Никто не ответил. Вернулся понятой с сумкой-переноской. Шмурнов протянул к Диего руки.
— Стойте, пожалуйста! — закричал Выдрин. — Ну пожалуйста! Ну послушайте же… Это же что-то… Да это же… Да такого не может быть же…
— Же-же-же, блядь, — процедил Черненко. — Вы филолог, что ли? Лингвист?
— Нет. Все. Я не дам вам…
— Игорь!
Синявский подскочил, неловко, но болезненно выкрутил руку и прижал Выдрина головой к полу. Дышать стало тяжело. Налитыми кровью глазами Выдрин смотрел снизу, как Шмурнов схватил Диего за шкирку и засунул в сумку-переноску. Кот заорал и оскалил клыки.
— Перестаньте, — простонал Выдрин. — Он же боится…
— Это хорошо, — ответил откуда-то сбоку Черненко. — Но неправильно. Закон надо уважать, а не бояться.
Выдрин в последний момент сдержался и не назвал их козлами. Синявский отпустил руку. Она, потеряв чувствительность, болталась как плеть.

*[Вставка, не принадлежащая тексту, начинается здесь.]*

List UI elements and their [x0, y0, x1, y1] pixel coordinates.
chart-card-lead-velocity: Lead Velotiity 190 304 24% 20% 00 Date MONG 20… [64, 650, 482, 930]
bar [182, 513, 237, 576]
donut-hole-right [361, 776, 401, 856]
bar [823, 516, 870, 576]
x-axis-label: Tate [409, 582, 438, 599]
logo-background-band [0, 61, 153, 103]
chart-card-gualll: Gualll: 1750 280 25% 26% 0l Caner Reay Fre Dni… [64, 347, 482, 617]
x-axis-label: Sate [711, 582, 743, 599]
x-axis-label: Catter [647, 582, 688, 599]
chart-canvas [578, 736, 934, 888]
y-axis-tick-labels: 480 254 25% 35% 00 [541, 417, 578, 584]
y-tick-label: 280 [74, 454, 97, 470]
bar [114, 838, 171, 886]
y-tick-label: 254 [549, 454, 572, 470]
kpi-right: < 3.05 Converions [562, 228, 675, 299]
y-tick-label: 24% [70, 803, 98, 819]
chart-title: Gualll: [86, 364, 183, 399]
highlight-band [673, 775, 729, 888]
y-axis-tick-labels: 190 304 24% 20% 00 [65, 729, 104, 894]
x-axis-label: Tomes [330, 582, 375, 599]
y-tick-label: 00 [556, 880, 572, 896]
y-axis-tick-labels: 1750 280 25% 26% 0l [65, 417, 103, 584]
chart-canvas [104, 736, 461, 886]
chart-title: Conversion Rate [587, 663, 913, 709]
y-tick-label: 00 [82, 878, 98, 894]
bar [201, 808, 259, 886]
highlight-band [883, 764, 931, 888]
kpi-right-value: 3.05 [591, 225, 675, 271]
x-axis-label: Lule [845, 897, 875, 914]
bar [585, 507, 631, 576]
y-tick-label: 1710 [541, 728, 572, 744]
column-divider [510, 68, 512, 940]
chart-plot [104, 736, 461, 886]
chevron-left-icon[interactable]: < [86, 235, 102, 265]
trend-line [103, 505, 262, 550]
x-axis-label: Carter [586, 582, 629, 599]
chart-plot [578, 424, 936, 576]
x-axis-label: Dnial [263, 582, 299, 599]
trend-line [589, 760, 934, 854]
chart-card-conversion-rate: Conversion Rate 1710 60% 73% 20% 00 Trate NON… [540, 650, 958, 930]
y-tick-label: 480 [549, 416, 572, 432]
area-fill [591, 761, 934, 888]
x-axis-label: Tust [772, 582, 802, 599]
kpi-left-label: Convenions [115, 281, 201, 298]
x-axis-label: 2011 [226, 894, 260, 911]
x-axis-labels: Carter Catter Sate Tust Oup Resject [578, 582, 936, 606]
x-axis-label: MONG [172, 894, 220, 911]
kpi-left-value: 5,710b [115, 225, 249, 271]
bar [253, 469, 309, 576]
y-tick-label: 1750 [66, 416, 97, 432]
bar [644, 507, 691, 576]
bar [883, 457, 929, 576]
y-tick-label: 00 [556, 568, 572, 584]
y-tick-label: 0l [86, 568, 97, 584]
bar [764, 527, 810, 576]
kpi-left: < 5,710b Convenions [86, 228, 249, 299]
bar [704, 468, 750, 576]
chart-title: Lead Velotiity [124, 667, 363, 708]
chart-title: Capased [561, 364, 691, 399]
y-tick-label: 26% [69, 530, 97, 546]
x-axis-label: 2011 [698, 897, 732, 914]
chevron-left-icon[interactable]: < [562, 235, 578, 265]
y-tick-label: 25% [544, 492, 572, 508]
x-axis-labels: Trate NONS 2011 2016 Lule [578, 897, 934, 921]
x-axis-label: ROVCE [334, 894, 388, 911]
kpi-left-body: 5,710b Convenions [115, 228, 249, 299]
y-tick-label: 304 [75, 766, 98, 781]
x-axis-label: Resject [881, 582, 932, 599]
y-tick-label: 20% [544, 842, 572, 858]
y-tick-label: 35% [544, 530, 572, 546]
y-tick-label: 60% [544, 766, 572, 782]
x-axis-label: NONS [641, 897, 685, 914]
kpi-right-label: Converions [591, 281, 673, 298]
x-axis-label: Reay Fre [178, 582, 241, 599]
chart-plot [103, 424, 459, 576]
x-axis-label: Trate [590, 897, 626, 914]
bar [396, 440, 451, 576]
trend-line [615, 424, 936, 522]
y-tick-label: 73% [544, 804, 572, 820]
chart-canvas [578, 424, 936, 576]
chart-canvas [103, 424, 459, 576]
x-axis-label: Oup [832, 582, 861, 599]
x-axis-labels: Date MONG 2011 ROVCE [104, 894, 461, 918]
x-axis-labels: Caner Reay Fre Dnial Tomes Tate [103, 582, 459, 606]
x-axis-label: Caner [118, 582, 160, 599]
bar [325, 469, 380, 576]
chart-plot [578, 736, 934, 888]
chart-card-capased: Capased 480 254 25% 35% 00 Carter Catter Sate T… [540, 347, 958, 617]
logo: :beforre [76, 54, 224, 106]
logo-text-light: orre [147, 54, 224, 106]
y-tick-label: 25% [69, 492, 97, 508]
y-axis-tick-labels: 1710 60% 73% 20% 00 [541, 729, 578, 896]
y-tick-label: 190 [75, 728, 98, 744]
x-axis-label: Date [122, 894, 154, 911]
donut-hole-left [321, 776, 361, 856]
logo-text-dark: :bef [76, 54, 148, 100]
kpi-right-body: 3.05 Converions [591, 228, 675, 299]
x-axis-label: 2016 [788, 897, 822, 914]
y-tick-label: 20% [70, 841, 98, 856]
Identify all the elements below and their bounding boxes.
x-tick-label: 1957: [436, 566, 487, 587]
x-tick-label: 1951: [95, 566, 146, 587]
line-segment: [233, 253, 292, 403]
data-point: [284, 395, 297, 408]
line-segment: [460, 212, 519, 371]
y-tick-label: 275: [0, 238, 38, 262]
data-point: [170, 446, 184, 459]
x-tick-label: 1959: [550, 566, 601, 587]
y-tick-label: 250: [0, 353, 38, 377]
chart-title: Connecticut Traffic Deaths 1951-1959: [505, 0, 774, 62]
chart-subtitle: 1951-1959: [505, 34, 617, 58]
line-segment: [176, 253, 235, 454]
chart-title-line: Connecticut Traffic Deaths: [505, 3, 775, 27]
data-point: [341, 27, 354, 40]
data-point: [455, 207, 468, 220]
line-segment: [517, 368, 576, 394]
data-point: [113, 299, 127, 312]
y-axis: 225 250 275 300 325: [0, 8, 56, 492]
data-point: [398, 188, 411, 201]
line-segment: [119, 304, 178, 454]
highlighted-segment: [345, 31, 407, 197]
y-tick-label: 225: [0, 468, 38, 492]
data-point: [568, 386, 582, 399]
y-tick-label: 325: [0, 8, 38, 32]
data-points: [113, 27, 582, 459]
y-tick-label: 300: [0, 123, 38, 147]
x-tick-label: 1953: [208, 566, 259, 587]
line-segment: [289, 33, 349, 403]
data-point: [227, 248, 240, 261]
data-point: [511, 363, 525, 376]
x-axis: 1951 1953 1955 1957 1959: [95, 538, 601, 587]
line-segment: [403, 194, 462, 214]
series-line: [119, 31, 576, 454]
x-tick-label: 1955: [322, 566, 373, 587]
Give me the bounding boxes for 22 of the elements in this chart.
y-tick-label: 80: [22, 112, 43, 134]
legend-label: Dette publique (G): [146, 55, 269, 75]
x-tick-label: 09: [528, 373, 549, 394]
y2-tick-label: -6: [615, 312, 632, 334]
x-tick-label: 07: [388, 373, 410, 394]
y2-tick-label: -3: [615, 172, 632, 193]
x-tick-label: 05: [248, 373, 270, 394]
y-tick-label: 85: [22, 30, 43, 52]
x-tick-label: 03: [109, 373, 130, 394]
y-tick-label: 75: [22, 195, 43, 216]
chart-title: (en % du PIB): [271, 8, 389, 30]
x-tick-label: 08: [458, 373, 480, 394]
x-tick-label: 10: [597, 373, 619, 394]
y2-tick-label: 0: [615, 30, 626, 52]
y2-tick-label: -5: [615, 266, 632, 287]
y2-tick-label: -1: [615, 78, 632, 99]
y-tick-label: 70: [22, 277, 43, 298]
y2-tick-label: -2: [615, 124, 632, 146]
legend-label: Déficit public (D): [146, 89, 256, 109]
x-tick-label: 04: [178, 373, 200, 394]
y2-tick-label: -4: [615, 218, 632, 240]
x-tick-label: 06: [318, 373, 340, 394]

— Будем считать, что это недоразумение, — сказал Черненко. — Мы ведь тоже умеем быть гуманистами, Александр Иванович.
Потом они ушли.
Выдрин сидел на полу, баюкая руку и глядя в угол комнаты. Там стоял пустой кошачий лоток.
«А нагадил под кровать, подлец», — промелькнула мысль.
От этой мысли стало больно. Будто проглотил кусок стекла и тот медленно опустился в желудок, обдирая горло и пищевод. Выдрин перевел взгляд на окно. Подоконник был пуст. Диего любил сидеть там вечерами, когда солнце шло к закату и освещало комнату. Грелся. А еще на этом подоконнике Выдрин как-то раз занимался сексом с женой. И она чуть не выдавила спиной стекло. Оно треснуло. Пришлось вставлять новое. Это делал пожилой тощий дядька, от которого воняло уксусом. Или кошачьей мочой.